(Sorry don't have enough rep-point to comment on the similar asked question)
When the apex_data_parser processes file of more than 50MB, execution time explodes. As in the question asked here: apex_data_parser file > 50MB, I must agree with oCoXa, there must be a bug in the parser.
I find exactly the same issue on ATP + APEX 19.2.0.00.18. I also see the spike in IO and CPU when parsing files >~50mb, no spike at all when below 50mb.
I have loaded two files to a table (A41_temp_files), one being 54mb, the other one 47mb. (same rows until 47mb) In both cases I'm just parsing 3000 lines of the respective 171.000 and 199.000 lines in the files.
I run the parser in SQL Developer, it take 1,9sec for 47mb and 88,6sec for 54mb.
select *
from A41_temp_files f,
table(
apex_data_parser.parse(
p_content => f.BLOB_CONTENT,
p_max_rows => 3000,
P_DETECT_DATA_TYPES => 'N',
p_file_name => f.FILENAME
)
) p
where 1=1
and f.filename = 'CHUCK_47mb.txt' --3000 lines 1,9sec
--and f.filename = 'CHUCK_54mb.txt' --3000 lines 88,6sec
order by col001
;
the APEX_DATA_PARSER package has indeed a 50MB "threshold".

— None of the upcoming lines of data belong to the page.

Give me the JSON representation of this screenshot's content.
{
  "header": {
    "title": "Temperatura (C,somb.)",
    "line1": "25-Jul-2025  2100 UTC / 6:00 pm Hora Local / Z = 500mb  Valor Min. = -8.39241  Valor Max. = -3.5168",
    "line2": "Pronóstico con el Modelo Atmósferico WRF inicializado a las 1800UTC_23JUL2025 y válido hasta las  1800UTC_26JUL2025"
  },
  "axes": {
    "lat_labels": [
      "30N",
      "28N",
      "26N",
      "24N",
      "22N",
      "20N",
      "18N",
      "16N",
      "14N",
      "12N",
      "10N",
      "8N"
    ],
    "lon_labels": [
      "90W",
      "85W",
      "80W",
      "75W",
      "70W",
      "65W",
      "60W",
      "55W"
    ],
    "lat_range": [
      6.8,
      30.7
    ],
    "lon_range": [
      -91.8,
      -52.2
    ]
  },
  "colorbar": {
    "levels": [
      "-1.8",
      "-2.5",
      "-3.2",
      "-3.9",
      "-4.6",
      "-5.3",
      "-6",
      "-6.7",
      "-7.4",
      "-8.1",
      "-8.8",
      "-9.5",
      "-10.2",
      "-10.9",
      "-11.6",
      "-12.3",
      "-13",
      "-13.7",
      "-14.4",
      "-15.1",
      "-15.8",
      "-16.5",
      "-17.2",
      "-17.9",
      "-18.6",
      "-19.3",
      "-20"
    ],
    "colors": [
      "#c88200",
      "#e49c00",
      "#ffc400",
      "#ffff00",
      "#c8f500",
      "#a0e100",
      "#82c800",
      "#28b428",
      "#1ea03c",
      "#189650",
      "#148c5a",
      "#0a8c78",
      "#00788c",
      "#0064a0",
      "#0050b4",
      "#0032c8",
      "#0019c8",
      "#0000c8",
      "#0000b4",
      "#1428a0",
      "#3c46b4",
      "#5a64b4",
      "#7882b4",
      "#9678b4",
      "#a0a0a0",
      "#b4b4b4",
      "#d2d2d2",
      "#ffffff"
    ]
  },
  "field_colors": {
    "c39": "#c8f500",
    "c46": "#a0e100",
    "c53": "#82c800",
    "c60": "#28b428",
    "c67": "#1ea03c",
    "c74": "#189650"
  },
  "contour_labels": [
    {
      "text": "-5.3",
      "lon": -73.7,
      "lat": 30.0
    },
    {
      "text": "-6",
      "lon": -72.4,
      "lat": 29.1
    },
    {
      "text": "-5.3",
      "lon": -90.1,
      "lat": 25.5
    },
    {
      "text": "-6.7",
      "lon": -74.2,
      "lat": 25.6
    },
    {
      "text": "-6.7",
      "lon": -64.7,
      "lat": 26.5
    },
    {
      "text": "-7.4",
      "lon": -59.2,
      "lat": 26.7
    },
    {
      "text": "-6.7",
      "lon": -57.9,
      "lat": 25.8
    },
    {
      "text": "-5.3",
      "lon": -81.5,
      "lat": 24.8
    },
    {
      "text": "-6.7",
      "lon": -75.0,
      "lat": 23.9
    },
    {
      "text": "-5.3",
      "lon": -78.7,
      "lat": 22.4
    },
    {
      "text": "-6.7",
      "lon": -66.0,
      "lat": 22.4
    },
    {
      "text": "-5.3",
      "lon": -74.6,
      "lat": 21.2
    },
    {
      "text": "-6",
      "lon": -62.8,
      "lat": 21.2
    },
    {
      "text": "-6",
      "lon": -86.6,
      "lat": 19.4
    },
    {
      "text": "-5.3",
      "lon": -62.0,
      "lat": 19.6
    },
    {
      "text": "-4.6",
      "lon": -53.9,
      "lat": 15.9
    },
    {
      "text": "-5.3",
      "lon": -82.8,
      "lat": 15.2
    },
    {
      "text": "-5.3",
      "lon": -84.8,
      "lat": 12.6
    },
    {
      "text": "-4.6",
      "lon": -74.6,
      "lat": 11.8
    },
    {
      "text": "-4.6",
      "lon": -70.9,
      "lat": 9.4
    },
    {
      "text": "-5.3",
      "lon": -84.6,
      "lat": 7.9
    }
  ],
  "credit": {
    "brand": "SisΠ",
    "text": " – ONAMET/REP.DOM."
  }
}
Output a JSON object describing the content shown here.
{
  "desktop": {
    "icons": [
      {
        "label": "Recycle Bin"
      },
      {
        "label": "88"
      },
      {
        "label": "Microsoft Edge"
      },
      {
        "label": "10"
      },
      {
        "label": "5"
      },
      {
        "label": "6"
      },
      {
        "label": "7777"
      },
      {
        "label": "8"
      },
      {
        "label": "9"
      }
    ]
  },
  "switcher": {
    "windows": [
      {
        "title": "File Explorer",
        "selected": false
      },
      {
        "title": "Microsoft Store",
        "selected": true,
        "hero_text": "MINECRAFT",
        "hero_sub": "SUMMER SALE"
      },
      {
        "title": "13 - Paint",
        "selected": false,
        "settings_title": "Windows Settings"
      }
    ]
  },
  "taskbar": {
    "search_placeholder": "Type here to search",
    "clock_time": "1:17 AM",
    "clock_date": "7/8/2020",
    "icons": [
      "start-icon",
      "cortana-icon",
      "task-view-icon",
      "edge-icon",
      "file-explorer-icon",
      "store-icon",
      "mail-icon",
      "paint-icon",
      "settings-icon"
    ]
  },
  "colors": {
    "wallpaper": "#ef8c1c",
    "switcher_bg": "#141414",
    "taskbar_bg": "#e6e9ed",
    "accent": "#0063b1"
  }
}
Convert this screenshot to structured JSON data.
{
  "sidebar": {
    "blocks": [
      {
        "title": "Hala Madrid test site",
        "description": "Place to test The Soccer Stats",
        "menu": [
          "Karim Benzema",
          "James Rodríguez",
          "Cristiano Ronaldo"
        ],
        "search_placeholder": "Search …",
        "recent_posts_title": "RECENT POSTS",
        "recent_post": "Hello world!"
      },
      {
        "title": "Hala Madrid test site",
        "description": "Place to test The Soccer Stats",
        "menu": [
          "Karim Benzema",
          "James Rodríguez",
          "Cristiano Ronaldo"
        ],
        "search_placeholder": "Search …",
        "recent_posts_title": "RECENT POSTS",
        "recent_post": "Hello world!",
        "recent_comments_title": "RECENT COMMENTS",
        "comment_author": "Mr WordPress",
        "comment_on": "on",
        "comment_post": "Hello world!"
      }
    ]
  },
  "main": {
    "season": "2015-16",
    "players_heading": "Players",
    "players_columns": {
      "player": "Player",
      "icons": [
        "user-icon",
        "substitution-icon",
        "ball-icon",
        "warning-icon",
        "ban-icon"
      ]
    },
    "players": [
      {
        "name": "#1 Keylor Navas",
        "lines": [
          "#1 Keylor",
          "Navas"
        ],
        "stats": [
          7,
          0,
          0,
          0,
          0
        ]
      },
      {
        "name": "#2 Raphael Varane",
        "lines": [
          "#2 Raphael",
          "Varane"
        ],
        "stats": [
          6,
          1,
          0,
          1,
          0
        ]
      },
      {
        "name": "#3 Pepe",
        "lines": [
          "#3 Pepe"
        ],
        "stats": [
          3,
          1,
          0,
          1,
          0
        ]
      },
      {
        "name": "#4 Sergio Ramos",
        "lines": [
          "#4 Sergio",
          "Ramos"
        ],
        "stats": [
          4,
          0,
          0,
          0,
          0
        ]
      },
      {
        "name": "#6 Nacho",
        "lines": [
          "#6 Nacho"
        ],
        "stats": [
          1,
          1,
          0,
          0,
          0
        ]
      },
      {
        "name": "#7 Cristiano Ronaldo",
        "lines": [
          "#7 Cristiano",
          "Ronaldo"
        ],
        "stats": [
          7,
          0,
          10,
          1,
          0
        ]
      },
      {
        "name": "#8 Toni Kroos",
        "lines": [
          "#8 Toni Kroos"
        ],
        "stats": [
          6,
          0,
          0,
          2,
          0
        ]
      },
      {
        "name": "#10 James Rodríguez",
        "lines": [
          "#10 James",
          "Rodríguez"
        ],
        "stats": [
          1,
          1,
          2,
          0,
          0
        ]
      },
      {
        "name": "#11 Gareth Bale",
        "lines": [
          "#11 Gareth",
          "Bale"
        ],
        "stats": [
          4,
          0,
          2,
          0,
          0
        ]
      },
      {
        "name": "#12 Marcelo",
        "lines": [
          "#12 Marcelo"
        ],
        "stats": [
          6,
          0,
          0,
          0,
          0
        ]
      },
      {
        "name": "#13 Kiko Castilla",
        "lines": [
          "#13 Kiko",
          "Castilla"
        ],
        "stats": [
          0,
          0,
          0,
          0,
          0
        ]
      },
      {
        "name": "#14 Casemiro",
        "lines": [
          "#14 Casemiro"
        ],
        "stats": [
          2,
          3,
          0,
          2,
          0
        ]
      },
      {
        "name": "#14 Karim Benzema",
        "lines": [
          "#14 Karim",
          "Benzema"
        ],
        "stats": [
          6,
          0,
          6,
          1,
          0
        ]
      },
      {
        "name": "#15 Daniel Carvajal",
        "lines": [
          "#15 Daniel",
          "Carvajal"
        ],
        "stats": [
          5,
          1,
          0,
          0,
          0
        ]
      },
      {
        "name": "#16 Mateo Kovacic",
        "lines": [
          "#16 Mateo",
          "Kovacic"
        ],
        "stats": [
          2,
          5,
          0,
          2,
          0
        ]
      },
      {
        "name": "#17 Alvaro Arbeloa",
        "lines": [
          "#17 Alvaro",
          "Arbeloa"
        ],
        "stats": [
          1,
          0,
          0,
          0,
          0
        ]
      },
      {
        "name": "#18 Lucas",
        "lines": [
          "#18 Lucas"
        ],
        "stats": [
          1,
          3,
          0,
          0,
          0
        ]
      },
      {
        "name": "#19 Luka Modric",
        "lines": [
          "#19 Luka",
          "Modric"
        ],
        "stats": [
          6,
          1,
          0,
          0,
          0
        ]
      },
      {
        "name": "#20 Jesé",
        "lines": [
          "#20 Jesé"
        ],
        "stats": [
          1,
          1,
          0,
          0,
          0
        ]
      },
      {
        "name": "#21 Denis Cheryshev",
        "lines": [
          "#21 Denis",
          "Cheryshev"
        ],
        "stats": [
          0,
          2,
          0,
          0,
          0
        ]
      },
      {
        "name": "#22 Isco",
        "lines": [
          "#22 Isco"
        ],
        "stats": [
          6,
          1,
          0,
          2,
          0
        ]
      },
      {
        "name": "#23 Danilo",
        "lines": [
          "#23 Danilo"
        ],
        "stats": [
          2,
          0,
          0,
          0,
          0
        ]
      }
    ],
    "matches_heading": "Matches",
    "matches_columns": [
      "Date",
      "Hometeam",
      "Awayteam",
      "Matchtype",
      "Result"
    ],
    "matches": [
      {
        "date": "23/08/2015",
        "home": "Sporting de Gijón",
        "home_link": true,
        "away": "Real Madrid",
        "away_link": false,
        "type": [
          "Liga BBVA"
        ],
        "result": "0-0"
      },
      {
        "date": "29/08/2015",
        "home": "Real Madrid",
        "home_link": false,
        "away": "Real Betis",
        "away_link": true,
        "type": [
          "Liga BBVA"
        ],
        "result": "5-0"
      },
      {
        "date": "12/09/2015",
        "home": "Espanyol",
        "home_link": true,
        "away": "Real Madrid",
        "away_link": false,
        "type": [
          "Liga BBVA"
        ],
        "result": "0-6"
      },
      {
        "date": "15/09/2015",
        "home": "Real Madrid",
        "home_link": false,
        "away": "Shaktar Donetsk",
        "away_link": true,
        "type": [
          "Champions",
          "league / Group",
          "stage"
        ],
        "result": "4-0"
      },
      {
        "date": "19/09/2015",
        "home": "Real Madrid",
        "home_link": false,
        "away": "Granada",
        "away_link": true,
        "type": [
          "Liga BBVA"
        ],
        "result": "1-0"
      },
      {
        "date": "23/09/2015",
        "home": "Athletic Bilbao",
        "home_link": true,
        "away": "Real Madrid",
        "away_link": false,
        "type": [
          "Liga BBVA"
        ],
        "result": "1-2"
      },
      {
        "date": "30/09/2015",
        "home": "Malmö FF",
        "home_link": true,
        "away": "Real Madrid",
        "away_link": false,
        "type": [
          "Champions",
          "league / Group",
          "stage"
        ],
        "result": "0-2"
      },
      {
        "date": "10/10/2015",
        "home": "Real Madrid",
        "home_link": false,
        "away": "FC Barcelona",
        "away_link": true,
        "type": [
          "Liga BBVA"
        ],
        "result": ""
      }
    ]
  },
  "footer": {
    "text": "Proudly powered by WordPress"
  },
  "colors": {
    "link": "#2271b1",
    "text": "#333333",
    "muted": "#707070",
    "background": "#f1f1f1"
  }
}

For BLOBs smaller than 50MB, APEX creates a new, cached(!), temporary LOB, copies the data over and does all parsing on that temporary LOB. So all LOB operations happen in memory.
If the BLOB is larger than 50MB, no temporary LOB is created and the LOB operations of APEX_DATA_PARSER are performed on the LOB Locator which has been passed in. In your case, it's the LOB locator for your column A41_TEMP_FILES.BLOB_CONTENT. Thus all the LOB operations happen in disk, which makes it slower.
APEX is built to run on shared instances with many workspaces and parallel users as well - so this threshold is to protect the (shared) SGA and database memory.
However, developers working with the APEX_DATA_PARSER package can always create a cached temporary LOB themselves and pass that to APEX_DATA_PARSER.PARSE. For this use the DBMS_LOB.CREATETEMPORARY procedure with P_CACHE => TRUE to create the temporary LOB, then DBMS_LOB.COPY to copy the data from the uploaded BLOB to the temporary BLOB and then pass the temporary BLOB to APEX_DATA_PARSER.PARSE.
E.g.
create or replace function create_cached_blob( p_file in blob ) return blob
is
l_blob blob;
begin
dbms_lob.createtemporary( lob_loc => l_blob, cache => true );
dbms_lob.copy(
dest_lob => l_blob,
src_lob => p_file,
amount => dbms_lob.lobmaxsize);
return l_blob;
end create_cached_blob;
then use this function in APEX_DATA_PARSER as follows:
:
apex_data_parser.parse(
p_content => create_cached_blob( f.BLOB_CONTENT),
p_max_rows => 3000,
: